Sex makes us less prone to disease

Provided by Eloi Courchesne, University of Montreal

For decades, theories on the genetic advantage of sexual reproduction had been put forward, but none had ever been proven in humans, until now. Researchers at the University of Montreal and the Sainte-Justine University Hospital Research Centre in Montreal, Canada have shown how humanity’s predispositions to disease gradually decrease the more we mix our genetic material together. This discovery was finally made possible by the availability in recent years of repositories of biological samples and genetic data from different populations around the globe.

What we already knew

As humans procreate, generation after generation, the exchange of genetic material between man and woman causes our species to evolve little by little. Chromosomes from the mother and the father recombine to create the chromosomes of their child (chromosomes are the larger building blocks of genomes). Scientists have known for some time, however, that the parents’ genomes don’t mix together in a uniform way. Chromosomes recombine frequently in some segments of the genome, while recombination is less frequent in others. These segments of low-frequency recombination will eventually recombine like others do but it will take many, many generations.

The findings

More specifically, the team of Canadian researchers led by Dr. Philip Awadalla discovered the following: the segments of the human genome that don’t recombine as often as others also tend to carry a significantly greater proportion of the more disease-enabling genetic mutations*. Until chromosome recombination eventually occurs, these segments accumulate more and more bad mutations. In other words, as far as susceptibility to disease is concerned, our genetic material actually worsens, before it gets better. Thankfully, disease-enabling mutations are eventually shuffled off our genetic code through sexual reproduction. “But since these mutations rest on less dynamic segments of our genome, the process can potentially take many hundreds of generations,” explains Dr. Awadalla.

Why these findings are significant

“This discovery gives us a better understanding of how we, as humans, become more or less at risk of developing or contracting diseases,” says Dr.
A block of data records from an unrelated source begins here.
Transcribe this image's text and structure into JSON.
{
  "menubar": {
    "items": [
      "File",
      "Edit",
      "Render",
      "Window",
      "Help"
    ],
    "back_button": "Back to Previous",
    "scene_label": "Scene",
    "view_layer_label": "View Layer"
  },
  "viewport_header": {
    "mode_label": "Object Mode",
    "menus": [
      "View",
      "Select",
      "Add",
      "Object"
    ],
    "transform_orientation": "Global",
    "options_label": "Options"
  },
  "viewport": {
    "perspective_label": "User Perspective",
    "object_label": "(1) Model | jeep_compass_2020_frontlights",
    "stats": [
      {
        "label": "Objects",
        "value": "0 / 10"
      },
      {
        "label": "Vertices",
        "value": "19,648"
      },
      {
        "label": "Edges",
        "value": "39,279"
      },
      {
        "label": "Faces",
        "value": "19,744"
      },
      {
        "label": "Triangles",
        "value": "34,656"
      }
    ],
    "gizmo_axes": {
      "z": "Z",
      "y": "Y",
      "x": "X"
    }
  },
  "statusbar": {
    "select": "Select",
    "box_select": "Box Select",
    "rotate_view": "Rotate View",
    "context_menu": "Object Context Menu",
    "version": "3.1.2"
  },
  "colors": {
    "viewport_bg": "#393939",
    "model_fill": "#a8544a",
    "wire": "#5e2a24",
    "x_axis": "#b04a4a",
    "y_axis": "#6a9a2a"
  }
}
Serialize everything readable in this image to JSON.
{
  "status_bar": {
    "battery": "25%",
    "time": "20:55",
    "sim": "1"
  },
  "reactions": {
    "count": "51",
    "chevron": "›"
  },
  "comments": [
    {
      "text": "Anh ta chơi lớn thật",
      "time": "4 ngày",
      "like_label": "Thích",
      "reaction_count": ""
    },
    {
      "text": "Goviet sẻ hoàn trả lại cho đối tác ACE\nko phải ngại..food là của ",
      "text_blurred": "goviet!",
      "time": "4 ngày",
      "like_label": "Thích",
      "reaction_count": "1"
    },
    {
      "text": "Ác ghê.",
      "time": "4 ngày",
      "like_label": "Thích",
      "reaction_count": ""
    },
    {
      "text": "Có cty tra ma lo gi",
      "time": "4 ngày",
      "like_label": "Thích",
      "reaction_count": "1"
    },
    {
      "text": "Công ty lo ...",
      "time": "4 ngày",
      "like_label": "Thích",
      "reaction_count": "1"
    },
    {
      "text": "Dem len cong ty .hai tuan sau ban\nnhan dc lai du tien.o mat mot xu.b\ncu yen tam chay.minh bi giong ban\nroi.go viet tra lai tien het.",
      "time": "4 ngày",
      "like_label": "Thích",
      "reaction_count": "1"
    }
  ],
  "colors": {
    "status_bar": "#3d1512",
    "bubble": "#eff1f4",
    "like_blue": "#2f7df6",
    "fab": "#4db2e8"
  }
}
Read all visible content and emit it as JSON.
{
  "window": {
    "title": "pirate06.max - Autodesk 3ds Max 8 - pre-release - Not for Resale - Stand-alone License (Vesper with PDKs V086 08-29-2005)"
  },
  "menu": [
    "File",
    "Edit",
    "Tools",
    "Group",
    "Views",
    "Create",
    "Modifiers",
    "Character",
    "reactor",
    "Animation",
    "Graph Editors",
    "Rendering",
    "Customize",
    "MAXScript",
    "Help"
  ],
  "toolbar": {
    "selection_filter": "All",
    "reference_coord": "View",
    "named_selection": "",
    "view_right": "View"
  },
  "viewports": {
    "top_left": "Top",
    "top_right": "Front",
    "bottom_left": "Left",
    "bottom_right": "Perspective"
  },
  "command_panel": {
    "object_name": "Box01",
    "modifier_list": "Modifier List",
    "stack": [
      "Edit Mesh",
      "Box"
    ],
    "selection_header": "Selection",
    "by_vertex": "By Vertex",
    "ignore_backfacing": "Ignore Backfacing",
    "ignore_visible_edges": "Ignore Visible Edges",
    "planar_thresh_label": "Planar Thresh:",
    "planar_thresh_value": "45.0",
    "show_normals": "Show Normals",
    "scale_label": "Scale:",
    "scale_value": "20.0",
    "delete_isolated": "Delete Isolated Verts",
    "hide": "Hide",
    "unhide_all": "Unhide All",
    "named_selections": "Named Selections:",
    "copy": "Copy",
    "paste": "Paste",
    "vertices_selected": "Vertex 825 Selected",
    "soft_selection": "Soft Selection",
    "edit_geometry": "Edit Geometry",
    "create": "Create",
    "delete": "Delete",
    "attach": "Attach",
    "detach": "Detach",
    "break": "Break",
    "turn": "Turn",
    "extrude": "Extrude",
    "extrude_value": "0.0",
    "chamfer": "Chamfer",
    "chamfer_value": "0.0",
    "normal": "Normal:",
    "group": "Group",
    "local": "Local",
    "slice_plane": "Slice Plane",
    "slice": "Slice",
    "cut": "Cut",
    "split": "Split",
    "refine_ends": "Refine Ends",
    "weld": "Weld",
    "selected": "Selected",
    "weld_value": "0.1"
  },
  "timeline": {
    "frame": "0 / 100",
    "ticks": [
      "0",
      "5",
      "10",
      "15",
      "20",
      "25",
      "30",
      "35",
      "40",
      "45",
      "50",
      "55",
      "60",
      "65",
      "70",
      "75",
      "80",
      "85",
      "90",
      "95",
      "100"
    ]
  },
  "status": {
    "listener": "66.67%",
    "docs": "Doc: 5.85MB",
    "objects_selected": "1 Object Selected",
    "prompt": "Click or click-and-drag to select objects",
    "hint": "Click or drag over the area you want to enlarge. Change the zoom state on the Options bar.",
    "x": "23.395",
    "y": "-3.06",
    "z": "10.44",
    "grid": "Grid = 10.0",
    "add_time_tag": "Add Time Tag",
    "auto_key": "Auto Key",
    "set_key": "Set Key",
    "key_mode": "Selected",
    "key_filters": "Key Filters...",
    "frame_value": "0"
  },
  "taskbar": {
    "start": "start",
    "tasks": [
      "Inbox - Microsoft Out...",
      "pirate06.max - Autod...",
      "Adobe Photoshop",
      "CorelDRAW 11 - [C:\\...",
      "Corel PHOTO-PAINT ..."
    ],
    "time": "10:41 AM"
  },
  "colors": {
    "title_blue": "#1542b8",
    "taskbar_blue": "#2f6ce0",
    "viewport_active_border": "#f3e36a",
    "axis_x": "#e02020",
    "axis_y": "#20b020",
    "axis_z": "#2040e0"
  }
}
Awadalla. It also tells scientists more precisely where to look in the human genome to find disease-enabling mutations, he adds, which should speed up the discovery and identification of mutations associated with specific diseases. Researchers and health authorities will in turn be able to apply this new information to develop more effective treatments and prevention programs.

The science behind the findings

Dr. Awadalla and his team studied the sequenced genomes of hundreds of individuals from Canada’s CARTaGENE genetic data repository and the multinational 1000 Genomes Project. They found that the proportion of mutations associated with disease was significantly higher in low recombining segments known as “coldspots” relative to highly recombining regions, and that the bad mutations in these coldspots were generally more damaging than the mutations in the highly recombining segments.

Through the 1000 Genomes and CARTaGENE programs, the team was able to compare this phenomenon across four present-day population basins: Africans, Asians, Europeans and Canadians of French descent. Each of these genetic groups exhibit the above behaviour to varying degrees. African individuals showed the smallest relative proportion of disease-associated mutations on their genome’s coldspots, with Western Europeans showing the largest.